It happens about twice a year. And when it does, Katie bar the door. SNOW. Just watch how loudly you utter that devilish word here in Oklahoma. I've heard many a Sooner decry it as a four letter word. Okay, it does have four letters, but you get the point.
I don't share the agony many down here experience when it snows. I chalk it up to the fact that grew up in Indiana. Snow country. As kids, my brother and I lived for that glistening white magic. We were the meanest sledders in our whole backyard (not to mention Suicide Hill where we sledded with all the other crazy people when it snowed really hard). However, I did grow so daring one winter - we'd had a lot of snow - the regular sledding down the backyard hill got kind of boring. I decided to experiment. I think I was one of the first snowboarders. Mind you, it wasn't anything fancy. I just tried standing up on my sled and using the pull rope attached to the front for balance.
I flew down that hill. Screeching. Cheering my own ingenuity. I was on top of the world. Until I barreled into the bush at the bottom of the hill.
Yeah, I hadn't seen that one coming. I even slit open my forehead.
I was ten and my fury knew no boundaries. I swore to cut down the bush that night. But my mom made me come in for dinner instead.
As the days passed, though, the scar across my forehead became a badge of honor. I was the kid who'd sledded standing up...and lived to tell about it.
So you can imagine my chagrin when it began to look more and more like we wouldn't have any snow before Christmas this year. We've had a very dry winter so far. And then, last night, that blessed cold front came down from the north. We didn't quite get snow. It was 75 when the cold front pushed through, after all. But we did get ice. Enough to cancel schools.
But more importantly, enough for the Demonator.
I wish I'd come up with the name. I'm a writer after all. But I give full credit to my firstborn daughter and her best friend from across the street. They nicknamed our red Radio Flyer metal runner sled the Demonator two winters ago when, according to them, all on its own, it took them sailing down the hill out in front of our house, down the long street, and right up the driveway of the house at the bottom of the hill straight into the garden. Both girls were thrown clear of the sled when it crashed intothe brick walkway around the garden. No one was hurt. More, scared out of their snowsuits. So of course the incident immediately became legend.
The story gets better each year (I've heard it told that sparks were flying off the back of the sled when it hopped the curb and flew over the drive and into the garden). The sled, for its part, plays along. It it unpredictable, like a bucking bronco. Kids get thrown every year. Which means the line to ride it gets longer. And what started as a nickname is now a permanent title of honor and fear.

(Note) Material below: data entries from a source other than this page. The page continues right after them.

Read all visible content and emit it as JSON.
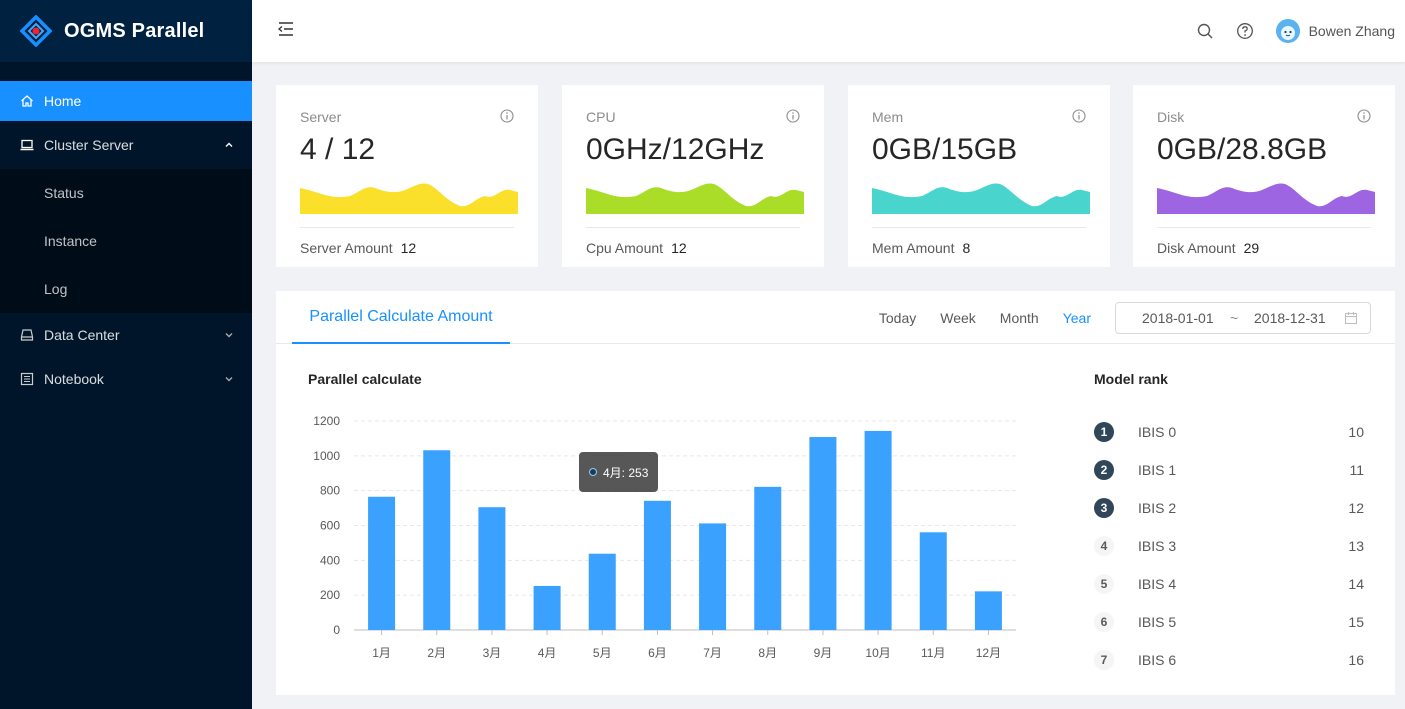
{
  "app": {
    "title": "OGMS Parallel"
  },
  "sidebar": {
    "items": [
      {
        "label": "Home",
        "icon": "home-icon",
        "active": true
      },
      {
        "label": "Cluster Server",
        "icon": "laptop-icon",
        "expanded": true,
        "children": [
          {
            "label": "Status"
          },
          {
            "label": "Instance"
          },
          {
            "label": "Log"
          }
        ]
      },
      {
        "label": "Data Center",
        "icon": "database-icon",
        "expanded": false
      },
      {
        "label": "Notebook",
        "icon": "notebook-icon",
        "expanded": false
      }
    ]
  },
  "header": {
    "user_name": "Bowen Zhang",
    "icons": [
      "menu-fold-icon",
      "search-icon",
      "question-icon"
    ]
  },
  "cards": [
    {
      "title": "Server",
      "value": "4 / 12",
      "footer_label": "Server Amount",
      "footer_value": "12",
      "color": "#fadb14"
    },
    {
      "title": "CPU",
      "value": "0GHz/12GHz",
      "footer_label": "Cpu Amount",
      "footer_value": "12",
      "color": "#a0d911"
    },
    {
      "title": "Mem",
      "value": "0GB/15GB",
      "footer_label": "Mem Amount",
      "footer_value": "8",
      "color": "#36cfc9"
    },
    {
      "title": "Disk",
      "value": "0GB/28.8GB",
      "footer_label": "Disk Amount",
      "footer_value": "29",
      "color": "#9254de"
    }
  ],
  "panel": {
    "tab": "Parallel Calculate Amount",
    "ranges": [
      "Today",
      "Week",
      "Month",
      "Year"
    ],
    "selected_range": "Year",
    "date_start": "2018-01-01",
    "date_sep": "~",
    "date_end": "2018-12-31",
    "chart_title": "Parallel calculate",
    "rank_title": "Model rank",
    "tooltip": "4月: 253"
  },
  "chart_data": {
    "type": "bar",
    "categories": [
      "1月",
      "2月",
      "3月",
      "4月",
      "5月",
      "6月",
      "7月",
      "8月",
      "9月",
      "10月",
      "11月",
      "12月"
    ],
    "values": [
      765,
      1032,
      705,
      253,
      438,
      742,
      612,
      822,
      1108,
      1143,
      561,
      222
    ],
    "ylim": [
      0,
      1200
    ],
    "yticks": [
      0,
      200,
      400,
      600,
      800,
      1000,
      1200
    ],
    "grid": true,
    "color": "#3ba1ff",
    "title": "Parallel calculate",
    "xlabel": "",
    "ylabel": ""
  },
  "rank": [
    {
      "rank": "1",
      "name": "IBIS 0",
      "value": "10"
    },
    {
      "rank": "2",
      "name": "IBIS 1",
      "value": "11"
    },
    {
      "rank": "3",
      "name": "IBIS 2",
      "value": "12"
    },
    {
      "rank": "4",
      "name": "IBIS 3",
      "value": "13"
    },
    {
      "rank": "5",
      "name": "IBIS 4",
      "value": "14"
    },
    {
      "rank": "6",
      "name": "IBIS 5",
      "value": "15"
    },
    {
      "rank": "7",
      "name": "IBIS 6",
      "value": "16"
    }
  ]
}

Which makes me more curious each year. I haven't tried the Demonator out alone. I've always been forced to take a kid along. But when I got up and saw the ice this morning, I wondered, how bad could it be? I mean, what would it be like to stand up on that puppy and sail down a hill? The kids are watching a movie and drinking hot chocolate after all...
Oh, Demonator.....
Gaslighting our Memories
2 days ago
1 comment:
Assuming you're still in one piece, you'll have to tell us how it goes!
Great story.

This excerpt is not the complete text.